Kogler: "Spekulationsverbot" ist Bund-Länder-Murks

Vernichtende Kritik von Präsident Moser im Rechnungshof-Ausschuss

Wien (OTS) - "Das jetzt vorliegende schwarz-rote Paket ist ein Murks. Es reicht bei weitem nicht aus und lässt vieles offen. Bestimmte Formen der Spekulation, etwa wie in Niederösterreich, sollen offenbar weiter laufen dürfen", kritisiert der Vorsitzende des Rechnungshofausschusses, Werner Kogler.

Die Regierung plant mit den Landeshauptleuten eine Kaskade von Regelungen und Verträgen zur Spekulation: Ein Bundesgesetz, ein Verfassungsgesetz, das auf eine Bund-Länder Vereinbarung verweist, die wiederum auf neun Landesgesetze verweisen, die wiederum in etlichen Verordnungen und Richtlinien präzisiert werden sollen. Wobei in diversen Gremien hierfür wieder Einstimmigkeit zwischen Länder-und Bundesvertretern erforderlich ist. Wesentliche Bestimmungen wie Mindeststandards zu Transparenz, zu Berichts- und Ausweispflichten und vor allem zu einer einheitlichen Definition des Spekulationsbegriffes fehlen, erläutert Kogler.

Rechnungshofpräsident Moser kritisierte die geplanten Gesetze zum Spekulationsverbot vernichtend. Da keine konkreten Regeln und Normen vorgesehen sind, könne der Rechnungshof nicht prüfen. Moser appellierte eindringlich an die Abgeordneten: "Streichen sie den Rechnungshof da raus!"

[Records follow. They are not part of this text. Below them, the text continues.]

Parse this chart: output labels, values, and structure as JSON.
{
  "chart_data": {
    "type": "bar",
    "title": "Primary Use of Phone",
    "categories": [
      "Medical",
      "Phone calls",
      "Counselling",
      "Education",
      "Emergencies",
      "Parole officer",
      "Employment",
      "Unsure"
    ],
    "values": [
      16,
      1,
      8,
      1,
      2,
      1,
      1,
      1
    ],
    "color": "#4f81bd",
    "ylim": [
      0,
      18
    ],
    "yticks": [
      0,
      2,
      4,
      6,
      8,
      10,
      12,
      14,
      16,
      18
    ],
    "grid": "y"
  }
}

Die heute zur Unterzeichnung anstehende 15a Vereinbarung zwischen Bund und Ländern ist ein typisches Schmäh- und Schwindelwerk, bei dem sich wieder einmal reformunwillige Landesfürsten durchgesetzt haben. Kogler: "Wir fordern ein Hearing mit dem Rechnungshofpräsidenten, der Bundesfinanzierungsagentur, dem Vorsitzenden des Staatsschuldenausschusses sowie dem ehemaligen Vorsitzenden der Kommission zur Reform der Bundesfinanzierungsagentur, Univ.Prof. Stefan Pichler." Der Bundesverfassungsgesetzgeber muss ein wirksames, klares und vollziehbares Gesetz vorlegen.